Firstly, as expected the book is full of sexism and racism which I was expecting, and the homophobia didn’t surprise me that much either and for those grounds alone I would not recommend these to anybody. It was just the kind of bad you can’t stop reading because the entire time you’re thinking “How on earth did somebody actually get this published”.

I’m not even going to bother discussing the plots or the characters because they’re ridiculous however I am going to mention one thing that really stood out. In Flux, the main character spends his time impersonating different characters and at first, he’s impersonating what I assume is a Scottish character due to his “accent” (hint to writers – Unless you speak it, please don’t ever try and write how you think a Scottish character talks). This was done so bad that it was just cringy to read and really I should have just stopped at that point but oh well.

Now, of course I’m not going to recommend this book at all. Indeed, I’m going to get rid of my copy. On the plus side of course, this significantly lowers the bar and just makes me all the more grateful for all the good Sci-Fi out there.



Book Review – The Sparrow by Mary Doria Russell


Goodreads Synopsis:

In 2019, humanity finds proof of extraterrestrial life when a listening post picks up exquisite singing from the planet Rakhat.

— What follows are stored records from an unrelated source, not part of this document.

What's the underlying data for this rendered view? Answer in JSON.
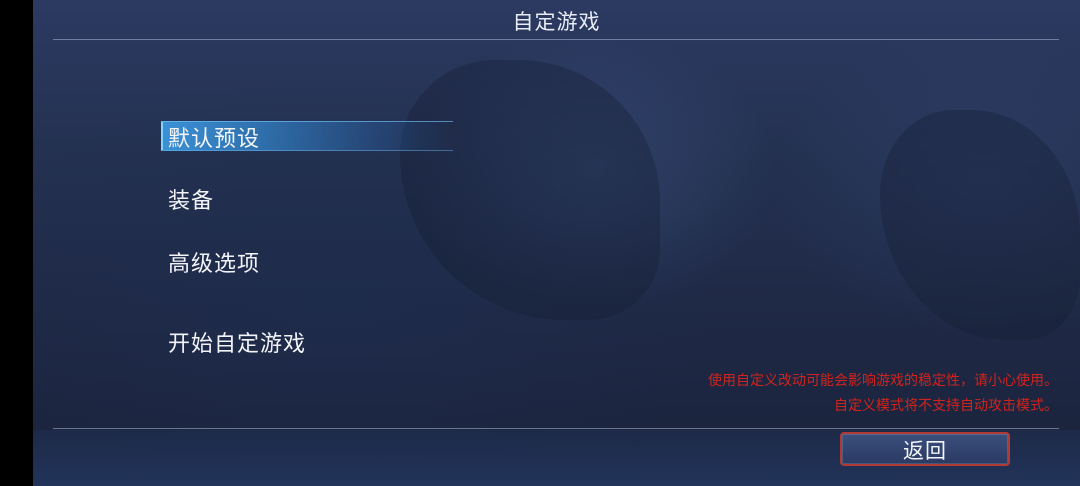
{
  "header": {
    "title": "自定游戏"
  },
  "menu": {
    "items": [
      {
        "label": "默认预设",
        "selected": true
      },
      {
        "label": "装备",
        "selected": false
      },
      {
        "label": "高级选项",
        "selected": false
      },
      {
        "label": "开始自定游戏",
        "selected": false
      }
    ]
  },
  "warning": {
    "line1": "使用自定义改动可能会影响游戏的稳定性，请小心使用。",
    "line2": "自定义模式将不支持自动攻击模式。",
    "color": "#d0241e"
  },
  "footer": {
    "back_label": "返回"
  },
  "colors": {
    "background": "#23304f",
    "highlight": "#3c96dc",
    "button_border": "#b23a34"
  }
}
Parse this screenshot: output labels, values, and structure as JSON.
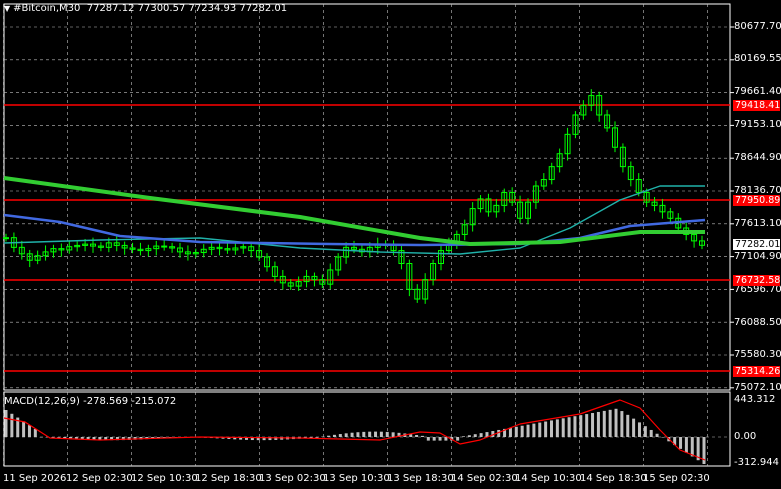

While the U.N. debates possible contact missions, the Society of Jesus quietly organizes an 8-person expedition of its own. What the Jesuits find is a world so beyond comprehension that it will lead them to question what it means to be human.


So this is another book I read as part of #RRSciFiMonth over on Twitter and I’m super glad I’m taking part in it as I’ve read some fantastic books. This was recommended to me quite a while ago by a friend and although I bought it straight away, it just kinda sat on my TBR shelf until I decided that I needed to read some Sci-Fi by women as my reading list is pretty male-dominated.

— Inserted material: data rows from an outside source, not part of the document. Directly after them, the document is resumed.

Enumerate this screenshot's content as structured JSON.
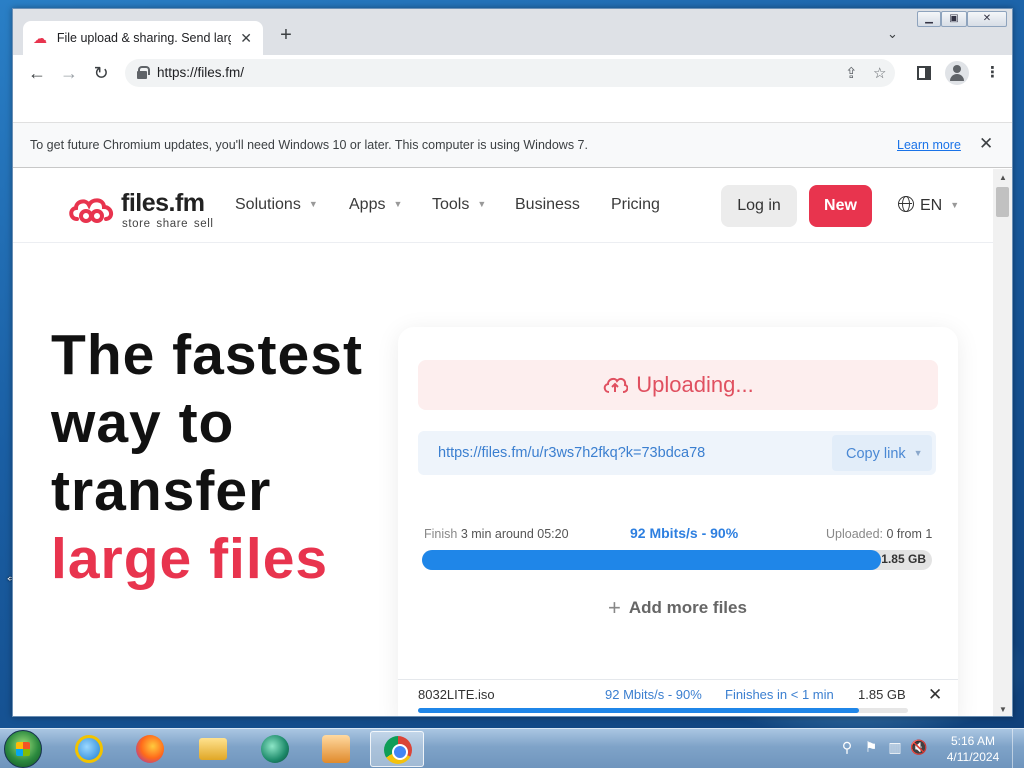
{
  "browser": {
    "tab_title": "File upload & sharing. Send large files",
    "url": "https://files.fm/"
  },
  "infobar": {
    "message": "To get future Chromium updates, you'll need Windows 10 or later. This computer is using Windows 7.",
    "link": "Learn more"
  },
  "site": {
    "logo_name": "files.fm",
    "logo_tagline": "store share sell",
    "nav": [
      "Solutions",
      "Apps",
      "Tools",
      "Business",
      "Pricing"
    ],
    "login_label": "Log in",
    "new_label": "New",
    "lang_label": "EN",
    "colors": {
      "brand": "#e8344e",
      "accent": "#1f86e8"
    }
  },
  "hero": {
    "line1": "The fastest",
    "line2": "way to",
    "line3": "transfer",
    "line4": "large files"
  },
  "upload": {
    "status": "Uploading...",
    "share_link": "https://files.fm/u/r3ws7h2fkq?k=73bdca78",
    "copy_label": "Copy link",
    "finish_label": "Finish",
    "finish_value": "3 min around 05:20",
    "speed_summary": "92 Mbits/s - 90%",
    "uploaded_label": "Uploaded:",
    "uploaded_value": "0 from 1",
    "progress_percent": 90,
    "total_size": "1.85 GB",
    "add_more": "Add more files"
  },
  "file": {
    "name": "8032LITE.iso",
    "speed": "92 Mbits/s - 90%",
    "eta": "Finishes in < 1 min",
    "size": "1.85 GB",
    "progress_percent": 90
  },
  "taskbar": {
    "clock_time": "5:16 AM",
    "clock_date": "4/11/2024"
  }
}
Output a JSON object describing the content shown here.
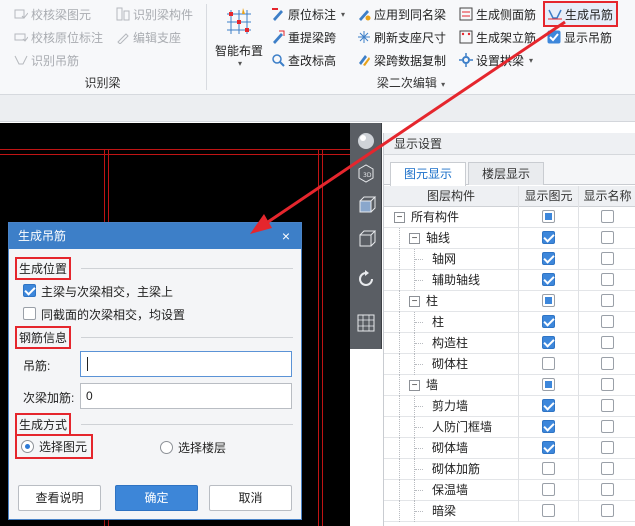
{
  "ribbon": {
    "group1": {
      "title": "识别梁",
      "items": [
        {
          "label": "校核梁图元",
          "icon": "check-beam-icon"
        },
        {
          "label": "识别梁构件",
          "icon": "recognize-beam-component-icon"
        },
        {
          "label": "校核原位标注",
          "icon": "check-annotation-icon"
        },
        {
          "label": "编辑支座",
          "icon": "edit-support-icon"
        },
        {
          "label": "识别吊筋",
          "icon": "recognize-hanger-icon"
        }
      ]
    },
    "group2": {
      "title": "梁二次编辑",
      "big_button": {
        "label": "智能布置",
        "icon": "smart-layout-icon"
      },
      "items": [
        {
          "label": "原位标注",
          "icon": "annotation-icon"
        },
        {
          "label": "应用到同名梁",
          "icon": "apply-same-name-icon"
        },
        {
          "label": "生成侧面筋",
          "icon": "side-rebar-icon"
        },
        {
          "label": "生成吊筋",
          "icon": "hanger-rebar-icon"
        },
        {
          "label": "重提梁跨",
          "icon": "reextract-span-icon"
        },
        {
          "label": "刷新支座尺寸",
          "icon": "refresh-support-icon"
        },
        {
          "label": "生成架立筋",
          "icon": "erection-rebar-icon"
        },
        {
          "label": "显示吊筋",
          "icon": "show-hanger-icon"
        },
        {
          "label": "查改标高",
          "icon": "edit-elevation-icon"
        },
        {
          "label": "梁跨数据复制",
          "icon": "copy-span-data-icon"
        },
        {
          "label": "设置拱梁",
          "icon": "arch-beam-icon"
        }
      ]
    }
  },
  "panel": {
    "title": "显示设置",
    "tabs": [
      {
        "label": "图元显示"
      },
      {
        "label": "楼层显示"
      }
    ],
    "columns": [
      "图层构件",
      "显示图元",
      "显示名称"
    ],
    "rows": [
      {
        "label": "所有构件",
        "level": 0,
        "toggle": "−",
        "show": "partial",
        "name": "off"
      },
      {
        "label": "轴线",
        "level": 1,
        "toggle": "−",
        "show": "on",
        "name": "off"
      },
      {
        "label": "轴网",
        "level": 2,
        "toggle": "",
        "show": "on",
        "name": "off"
      },
      {
        "label": "辅助轴线",
        "level": 2,
        "toggle": "",
        "show": "on",
        "name": "off"
      },
      {
        "label": "柱",
        "level": 1,
        "toggle": "−",
        "show": "partial",
        "name": "off"
      },
      {
        "label": "柱",
        "level": 2,
        "toggle": "",
        "show": "on",
        "name": "off"
      },
      {
        "label": "构造柱",
        "level": 2,
        "toggle": "",
        "show": "on",
        "name": "off"
      },
      {
        "label": "砌体柱",
        "level": 2,
        "toggle": "",
        "show": "off",
        "name": "off"
      },
      {
        "label": "墙",
        "level": 1,
        "toggle": "−",
        "show": "partial",
        "name": "off"
      },
      {
        "label": "剪力墙",
        "level": 2,
        "toggle": "",
        "show": "on",
        "name": "off"
      },
      {
        "label": "人防门框墙",
        "level": 2,
        "toggle": "",
        "show": "on",
        "name": "off"
      },
      {
        "label": "砌体墙",
        "level": 2,
        "toggle": "",
        "show": "on",
        "name": "off"
      },
      {
        "label": "砌体加筋",
        "level": 2,
        "toggle": "",
        "show": "off",
        "name": "off"
      },
      {
        "label": "保温墙",
        "level": 2,
        "toggle": "",
        "show": "off",
        "name": "off"
      },
      {
        "label": "暗梁",
        "level": 2,
        "toggle": "",
        "show": "off",
        "name": "off"
      }
    ]
  },
  "dialog": {
    "title": "生成吊筋",
    "close": "×",
    "section1": "生成位置",
    "opt1": "主梁与次梁相交，主梁上",
    "opt2": "同截面的次梁相交，均设置",
    "section2": "钢筋信息",
    "field1_label": "吊筋:",
    "field1_value": "",
    "field2_label": "次梁加筋:",
    "field2_value": "0",
    "section3": "生成方式",
    "radio1": "选择图元",
    "radio2": "选择楼层",
    "btn_help": "查看说明",
    "btn_ok": "确定",
    "btn_cancel": "取消"
  },
  "colors": {
    "accent": "#3d7fc8",
    "highlight": "#e5262d",
    "canvas": "#000000",
    "grid_line": "#c01414"
  }
}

This book is absolutely stunning and is incredibly well written. I didn’t want to finish it because I was enjoying the journey so much.

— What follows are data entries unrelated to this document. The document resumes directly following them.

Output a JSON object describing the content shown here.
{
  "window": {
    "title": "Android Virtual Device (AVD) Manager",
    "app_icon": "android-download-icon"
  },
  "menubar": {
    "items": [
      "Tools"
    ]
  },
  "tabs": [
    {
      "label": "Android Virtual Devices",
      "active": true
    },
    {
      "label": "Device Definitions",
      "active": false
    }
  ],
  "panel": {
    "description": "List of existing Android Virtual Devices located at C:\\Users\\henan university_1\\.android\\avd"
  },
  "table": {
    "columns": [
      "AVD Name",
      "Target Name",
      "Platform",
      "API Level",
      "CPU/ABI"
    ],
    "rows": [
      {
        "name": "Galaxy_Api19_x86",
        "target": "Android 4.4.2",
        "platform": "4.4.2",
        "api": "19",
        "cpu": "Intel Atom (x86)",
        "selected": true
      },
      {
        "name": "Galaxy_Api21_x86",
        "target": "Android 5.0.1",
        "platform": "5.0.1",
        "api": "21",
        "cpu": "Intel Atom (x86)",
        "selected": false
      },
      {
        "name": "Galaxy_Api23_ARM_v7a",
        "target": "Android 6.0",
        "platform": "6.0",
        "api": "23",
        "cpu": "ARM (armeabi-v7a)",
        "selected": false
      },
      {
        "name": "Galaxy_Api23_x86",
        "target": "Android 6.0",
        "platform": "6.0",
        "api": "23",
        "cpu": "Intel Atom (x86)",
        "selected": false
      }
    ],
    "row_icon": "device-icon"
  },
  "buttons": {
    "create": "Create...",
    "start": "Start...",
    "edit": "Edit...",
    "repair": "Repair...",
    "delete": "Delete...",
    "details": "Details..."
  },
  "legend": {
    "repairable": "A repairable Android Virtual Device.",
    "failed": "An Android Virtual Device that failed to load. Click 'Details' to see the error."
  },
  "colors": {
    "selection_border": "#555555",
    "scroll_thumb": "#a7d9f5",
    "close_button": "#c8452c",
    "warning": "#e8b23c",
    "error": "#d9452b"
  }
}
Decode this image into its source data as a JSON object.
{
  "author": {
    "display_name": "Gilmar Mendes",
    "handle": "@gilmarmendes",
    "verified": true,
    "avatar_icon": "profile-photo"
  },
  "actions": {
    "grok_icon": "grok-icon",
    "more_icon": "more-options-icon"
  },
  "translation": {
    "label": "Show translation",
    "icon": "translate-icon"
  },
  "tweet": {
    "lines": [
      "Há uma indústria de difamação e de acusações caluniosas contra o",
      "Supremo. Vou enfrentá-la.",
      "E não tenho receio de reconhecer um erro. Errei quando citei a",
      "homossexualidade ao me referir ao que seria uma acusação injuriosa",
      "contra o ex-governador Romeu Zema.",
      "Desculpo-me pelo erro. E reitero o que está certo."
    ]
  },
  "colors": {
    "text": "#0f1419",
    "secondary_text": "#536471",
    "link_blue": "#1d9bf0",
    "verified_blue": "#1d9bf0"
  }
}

The story of this is split into two sections – one is focusing on the recent return of Father Sandoz from Rakhat where he is the sole survivor, while the other focuses on the discovery and journey to Rakhat. As the Jesuits on Earth slowly discover what happened to Father Sandoz, we too slowly discover what happened through the flashbacks to those times. The two tales are woven together brilliantly although of course I was always looking forward to returning to the sections on Rakhat.

I was a bit cautious of the fact that most of the characters are Jesuits as I didn’t want it to be too focused on religion, however although it plays a major role for some of the characters, there are also non-religious crew aboard along with my favourite character, Sofia, who is Jewish. They work really well together and I thoroughly enjoyed the interactions between them all.

Worldbuilding is one of the things I love most about books and books set on alien planets are always full of rich opportunities to exercise this and this book it fantastically. All the different aspects such as culture, evolution, language have been looked at in great detail. Father Sandoz is a linguist and so we get a deeper than usual look at the languages and how they influence thought on Rakhat.

I definitely feel that this is going to be one of my top picks of what I’ve read at the end of Sci Fi Month and I definitely encourage everybody to read it. It’s a truly stunning novel and as soon as the month finishes, I’m giving my copy away to a friend so they can enjoy it too!